ミュナは手に持ったパンサンドは飾りの様にそのままの形を維持している。


「嫌いになったのですか?」


「・・・そういう訳では無いんですけど、だからと言って愛しているとかでも無いですし。彼もそうだと思いますよ?好きとか言われた事ないですし。私を自分の物としている様な発言は多々ありますけど・・・それに好きだったら他の男性に私の裸見せたりしますか?それは私がどうでも良いからですよ」



 ミュナにとってはレンの存在は居て当たり前の存在であったが、レンにとっては通訳さえ出来る人間が見つかればいつでも捨てられる存在なのだと今日思い知った。ミュナにとってレンは愛しているまでは行かないけれど、側にいると安心出来る存在である事は間違いなかった。



「ーーえ!?裸ですか?」

「あれ?ヨハンさんはまだレンに私の服が透けて見える魔法掛けられてないんでしたっけ?」

「はい、その様な事は無かったと思いますが・・・。護衛は全員掛けられたのですか?」


「・・・そうみたいですね。

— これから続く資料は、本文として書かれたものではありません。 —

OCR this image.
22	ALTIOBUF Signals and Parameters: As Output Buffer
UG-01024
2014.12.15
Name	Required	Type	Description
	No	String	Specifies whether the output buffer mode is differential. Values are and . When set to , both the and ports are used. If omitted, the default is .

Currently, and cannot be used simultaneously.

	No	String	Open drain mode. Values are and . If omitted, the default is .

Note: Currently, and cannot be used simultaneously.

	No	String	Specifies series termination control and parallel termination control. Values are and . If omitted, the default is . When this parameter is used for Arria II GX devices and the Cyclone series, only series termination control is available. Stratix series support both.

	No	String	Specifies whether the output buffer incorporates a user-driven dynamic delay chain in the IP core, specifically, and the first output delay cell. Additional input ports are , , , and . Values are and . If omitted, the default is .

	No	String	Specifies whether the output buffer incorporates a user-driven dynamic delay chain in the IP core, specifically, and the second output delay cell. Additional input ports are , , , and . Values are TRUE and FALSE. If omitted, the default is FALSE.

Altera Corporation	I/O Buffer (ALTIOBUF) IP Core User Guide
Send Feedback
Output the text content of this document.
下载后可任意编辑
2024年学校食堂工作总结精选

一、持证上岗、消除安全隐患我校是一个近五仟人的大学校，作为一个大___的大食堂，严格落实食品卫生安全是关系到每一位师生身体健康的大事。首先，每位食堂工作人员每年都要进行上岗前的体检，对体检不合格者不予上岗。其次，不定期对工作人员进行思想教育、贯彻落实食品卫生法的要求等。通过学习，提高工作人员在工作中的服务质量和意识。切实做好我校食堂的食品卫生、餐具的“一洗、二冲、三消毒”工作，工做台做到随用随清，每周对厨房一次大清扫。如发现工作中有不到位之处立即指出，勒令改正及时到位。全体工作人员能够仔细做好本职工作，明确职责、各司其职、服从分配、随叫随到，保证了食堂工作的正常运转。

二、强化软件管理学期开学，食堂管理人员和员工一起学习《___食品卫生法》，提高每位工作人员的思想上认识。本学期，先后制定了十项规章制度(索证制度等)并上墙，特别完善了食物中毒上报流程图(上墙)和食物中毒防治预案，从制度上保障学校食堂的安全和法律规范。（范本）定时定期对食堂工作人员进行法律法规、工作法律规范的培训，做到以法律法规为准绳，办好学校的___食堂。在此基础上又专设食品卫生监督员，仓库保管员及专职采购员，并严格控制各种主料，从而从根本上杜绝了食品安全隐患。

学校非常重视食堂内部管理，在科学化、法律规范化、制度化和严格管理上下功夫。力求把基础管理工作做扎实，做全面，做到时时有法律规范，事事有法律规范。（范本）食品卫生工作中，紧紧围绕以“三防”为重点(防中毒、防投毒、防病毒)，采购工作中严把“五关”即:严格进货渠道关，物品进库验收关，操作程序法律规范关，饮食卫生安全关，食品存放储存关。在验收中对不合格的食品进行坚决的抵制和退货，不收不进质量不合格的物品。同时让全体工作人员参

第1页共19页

ヨハンさんが付き合っている彼女を他の男性の前で裸に出来ますか?」

「私は・・・その、今は付き合っている女性は居ないのですが・・・自分以外には見せたくないですね。それに不埒な目で見られるのも許せません。・・・しかしそういう嗜好の人間もいるとは聞いたことがありますから、彼がゆなさんの事を愛している可能性もあるのでは?」



 自分の女性に対する考えをミュナに話す事に抵抗があった為、ヨハンは話の前半では羞恥でミュナの目を見て話すことが出来ず少し顔を逸らして話す耳は紅く染まっていた。



「ヨハンさんは優しいですね・・・。でも、私がヨハンさんと付き合うと言った所で気にしないと思います・・・。お互いの利でなんとなく一緒にいるだけのそんな関係なんですよ、私たち。」



「では、試しにレンさんに言ってみたら如何ですか?勿論言い出したのは私ですから、私と付き合うと言って頂いて大丈夫ですよ」

「良いって言ったらどうするんですか?余計惨めですよ」



「そしたら私と正式にお付き合い致しましょう。もしここにいるのがお辛いのでしたら、私の故郷で一緒に暮らしませんか?ーーお嫌ですか?」


「ふぁっっ!?嫌ではないですけど、ヨハンさんの方が迷惑になりませんか?」

「ふふっ。ゆなさんといると癒さされますから、お付き合いするとなったら理由なくお会いできますので私は嬉しいですよ」

「ヨハンさんに甘えて言ってみようかな?ちゃんと骨は拾ってくださいね!?」

「大丈夫ですよ。骨でなく、しっかりゆなさんを骨になる前に拾い上げますから」



 ヨハンの静かな優しい笑みにあやふやな関係を終わらせる決心がやっとでついた。